Oscar e Wally sono i classici azzeccagarbugli (o, come dicono in america, “inseguitori di ambulanze”): campano con quei casi di bassissimo profilo che gli studi seri rifiutano. Però quei casi così rognosi hanno persone vere dall’altra parte, gente in difficoltà, quello cioè che manca a David: il contatto umano. Questi è un avvocato di serie A che passa ogni ora della sua vita murato vivo in un prestigioso studio di lusso: guadagna cifre enormi ma impossibili da spendere, visto che è a tutti gli effetti un recluso. Un giorno cede, si ubriaca e decide di cambiare la sua vita facendosi assumere dal pessimo studio di Oscar e Wally.

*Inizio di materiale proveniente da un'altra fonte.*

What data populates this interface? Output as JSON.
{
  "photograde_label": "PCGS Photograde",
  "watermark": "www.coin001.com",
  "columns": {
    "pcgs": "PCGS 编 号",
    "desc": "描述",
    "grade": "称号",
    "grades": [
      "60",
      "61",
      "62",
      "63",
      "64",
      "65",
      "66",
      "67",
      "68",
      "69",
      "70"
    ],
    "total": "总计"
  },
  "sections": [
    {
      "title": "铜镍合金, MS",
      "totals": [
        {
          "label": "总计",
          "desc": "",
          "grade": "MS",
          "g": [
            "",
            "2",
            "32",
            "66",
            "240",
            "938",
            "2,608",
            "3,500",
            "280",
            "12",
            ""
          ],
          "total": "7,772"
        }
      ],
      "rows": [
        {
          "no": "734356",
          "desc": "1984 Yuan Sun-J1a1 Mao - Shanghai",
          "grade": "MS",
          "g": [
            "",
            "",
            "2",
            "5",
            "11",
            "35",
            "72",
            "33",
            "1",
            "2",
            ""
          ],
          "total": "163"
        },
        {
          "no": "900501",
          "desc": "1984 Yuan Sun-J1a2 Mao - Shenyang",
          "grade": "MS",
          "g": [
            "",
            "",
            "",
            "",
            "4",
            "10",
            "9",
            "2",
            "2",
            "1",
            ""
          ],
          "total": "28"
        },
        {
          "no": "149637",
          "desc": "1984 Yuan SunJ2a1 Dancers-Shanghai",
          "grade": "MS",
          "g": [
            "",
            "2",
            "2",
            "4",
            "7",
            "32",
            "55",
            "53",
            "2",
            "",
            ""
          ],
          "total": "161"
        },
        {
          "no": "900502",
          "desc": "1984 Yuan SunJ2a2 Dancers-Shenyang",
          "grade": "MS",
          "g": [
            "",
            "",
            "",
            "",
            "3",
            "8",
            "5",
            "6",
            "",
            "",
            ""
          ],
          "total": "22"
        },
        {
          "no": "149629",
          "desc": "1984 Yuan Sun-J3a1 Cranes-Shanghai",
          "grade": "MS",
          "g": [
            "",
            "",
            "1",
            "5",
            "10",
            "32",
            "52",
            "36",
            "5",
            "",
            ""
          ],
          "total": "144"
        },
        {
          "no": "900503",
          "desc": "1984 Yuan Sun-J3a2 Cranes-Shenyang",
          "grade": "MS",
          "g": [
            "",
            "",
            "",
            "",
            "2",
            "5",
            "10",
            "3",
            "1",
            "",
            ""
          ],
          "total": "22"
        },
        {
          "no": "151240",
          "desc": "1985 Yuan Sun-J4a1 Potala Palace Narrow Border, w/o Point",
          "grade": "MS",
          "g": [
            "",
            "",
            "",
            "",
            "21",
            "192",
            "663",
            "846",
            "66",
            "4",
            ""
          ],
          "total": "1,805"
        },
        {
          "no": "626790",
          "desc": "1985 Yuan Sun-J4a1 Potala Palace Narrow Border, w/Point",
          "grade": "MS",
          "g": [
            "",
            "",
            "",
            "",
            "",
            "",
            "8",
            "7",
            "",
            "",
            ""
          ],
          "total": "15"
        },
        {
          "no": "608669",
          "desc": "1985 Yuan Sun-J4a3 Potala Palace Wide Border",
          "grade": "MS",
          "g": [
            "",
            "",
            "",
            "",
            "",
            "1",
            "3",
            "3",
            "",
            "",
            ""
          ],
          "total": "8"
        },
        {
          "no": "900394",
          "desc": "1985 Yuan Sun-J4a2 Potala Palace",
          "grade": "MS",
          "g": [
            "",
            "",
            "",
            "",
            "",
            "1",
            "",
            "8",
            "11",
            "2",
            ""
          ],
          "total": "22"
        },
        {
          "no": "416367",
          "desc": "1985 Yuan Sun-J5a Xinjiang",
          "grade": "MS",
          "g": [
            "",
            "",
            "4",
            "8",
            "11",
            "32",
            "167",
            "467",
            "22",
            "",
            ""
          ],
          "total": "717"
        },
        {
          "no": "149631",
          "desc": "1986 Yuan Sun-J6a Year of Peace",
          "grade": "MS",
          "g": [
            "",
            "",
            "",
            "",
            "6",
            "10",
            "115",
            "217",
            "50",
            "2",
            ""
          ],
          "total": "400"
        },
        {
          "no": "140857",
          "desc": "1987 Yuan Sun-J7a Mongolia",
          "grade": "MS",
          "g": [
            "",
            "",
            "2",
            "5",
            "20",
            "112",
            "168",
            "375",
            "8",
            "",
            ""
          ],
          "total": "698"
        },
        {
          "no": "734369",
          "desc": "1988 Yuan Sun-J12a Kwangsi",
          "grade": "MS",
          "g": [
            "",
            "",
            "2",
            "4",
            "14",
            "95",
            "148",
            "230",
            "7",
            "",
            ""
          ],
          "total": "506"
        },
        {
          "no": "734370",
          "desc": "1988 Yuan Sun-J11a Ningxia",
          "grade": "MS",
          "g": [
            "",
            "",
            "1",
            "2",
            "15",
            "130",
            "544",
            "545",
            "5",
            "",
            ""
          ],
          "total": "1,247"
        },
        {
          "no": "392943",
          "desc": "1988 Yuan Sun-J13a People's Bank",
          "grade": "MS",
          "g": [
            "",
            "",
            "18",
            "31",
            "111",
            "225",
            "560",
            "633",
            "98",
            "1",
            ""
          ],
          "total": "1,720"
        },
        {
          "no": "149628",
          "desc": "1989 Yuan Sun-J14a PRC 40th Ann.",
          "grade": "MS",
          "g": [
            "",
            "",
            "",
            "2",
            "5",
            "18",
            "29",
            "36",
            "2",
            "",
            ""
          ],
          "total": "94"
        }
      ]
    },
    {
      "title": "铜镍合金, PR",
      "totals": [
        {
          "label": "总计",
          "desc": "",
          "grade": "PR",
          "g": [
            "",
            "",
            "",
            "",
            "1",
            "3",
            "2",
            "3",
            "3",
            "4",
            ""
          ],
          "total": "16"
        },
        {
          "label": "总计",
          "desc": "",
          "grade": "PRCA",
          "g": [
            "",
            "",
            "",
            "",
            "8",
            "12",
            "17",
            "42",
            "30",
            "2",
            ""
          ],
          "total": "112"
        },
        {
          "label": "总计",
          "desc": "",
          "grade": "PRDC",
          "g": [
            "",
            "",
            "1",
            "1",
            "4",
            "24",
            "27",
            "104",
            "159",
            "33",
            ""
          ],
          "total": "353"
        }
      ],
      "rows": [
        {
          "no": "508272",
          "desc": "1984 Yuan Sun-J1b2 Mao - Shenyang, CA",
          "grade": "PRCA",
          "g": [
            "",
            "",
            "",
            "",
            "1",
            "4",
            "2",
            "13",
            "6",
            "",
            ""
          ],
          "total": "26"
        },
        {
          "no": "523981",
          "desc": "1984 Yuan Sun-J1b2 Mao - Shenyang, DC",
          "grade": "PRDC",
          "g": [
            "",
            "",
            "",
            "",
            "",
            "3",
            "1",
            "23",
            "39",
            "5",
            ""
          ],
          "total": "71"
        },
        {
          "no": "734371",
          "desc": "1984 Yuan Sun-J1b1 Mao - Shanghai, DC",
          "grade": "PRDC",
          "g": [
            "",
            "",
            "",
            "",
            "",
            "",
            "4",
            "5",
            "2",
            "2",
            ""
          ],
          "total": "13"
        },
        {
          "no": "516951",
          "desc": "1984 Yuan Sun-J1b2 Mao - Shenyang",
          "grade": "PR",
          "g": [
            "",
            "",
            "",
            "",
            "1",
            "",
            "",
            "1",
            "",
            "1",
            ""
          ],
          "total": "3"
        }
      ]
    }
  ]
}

Il tris di avvocati così costituito si ritrova fra le mani, grazie a Wally, un’azione collettiva contro una multinazionale farmacologica: non è neanche Davide contro Golia, bensì un filo d’erba contro l’universo! Ma quella è l’avvocatura del futuro: per evitare la cattiva pubblicità queste aziende pagano risarcimenti milionari, e questo fa sì che ogni avvocato sogni di minacciare il gigante farmacologico per fare il colpaccio. Riusciranno i tre “inseguitori di ambulanze” a gestire la titanica impresa?

 

Non esistono termini come “legge” o “giustizia” in questo romanzo: Grisham con sguardo duro ma onesto si focalizza su qualcosa che con l’etica e la deontologia professionale non c’entra davvero nulla. La corsa alle cause collettive è un male del nostro tempo, perché ignora tanto gli interessi delle vittime quanto quelli dei carnefici: non interessa a nessuno “cosa” sia successo, ma solo “quanto” ci si possa ricavare.

Con uno stile da telefilm giudiziario (impossibile, durante la lettura, non pensare ad un grande successo recente come il telefilm Damage, la cui prima stagione è tutta imperniata su una causa collettiva) l’autore si diverte sulla pelle dei suoi poveri personaggi tragicomici per mostrare un altro aspetto dell’avvocatura che non sia quello etico e deontologico.

I protagonisti sono impermeabili ai dilemmi morali perché non hanno una morale: vivono secondo le “consuetudini legali” e quindi sono parecchio lontani da una qualsiasi forma di eticità. Vivono ed agiscono secondo regole socialmente tollerate, rimanendo quindi “buoni” dal punto di vista morale della storia – in confronto ai capi delle multinazionali sono comunque dei santi! - ma non in senso assoluto, dando infatti di sé e dell’avvocatura un’immagine davvero squallida.

 

Un romanzo divertente e appassionante, un’atto d’accusa graffiante ma non tagliente che - dopo forse un inizio lento - afferra il lettore e lo guida per mano fino ai fuochi d’artificio finali.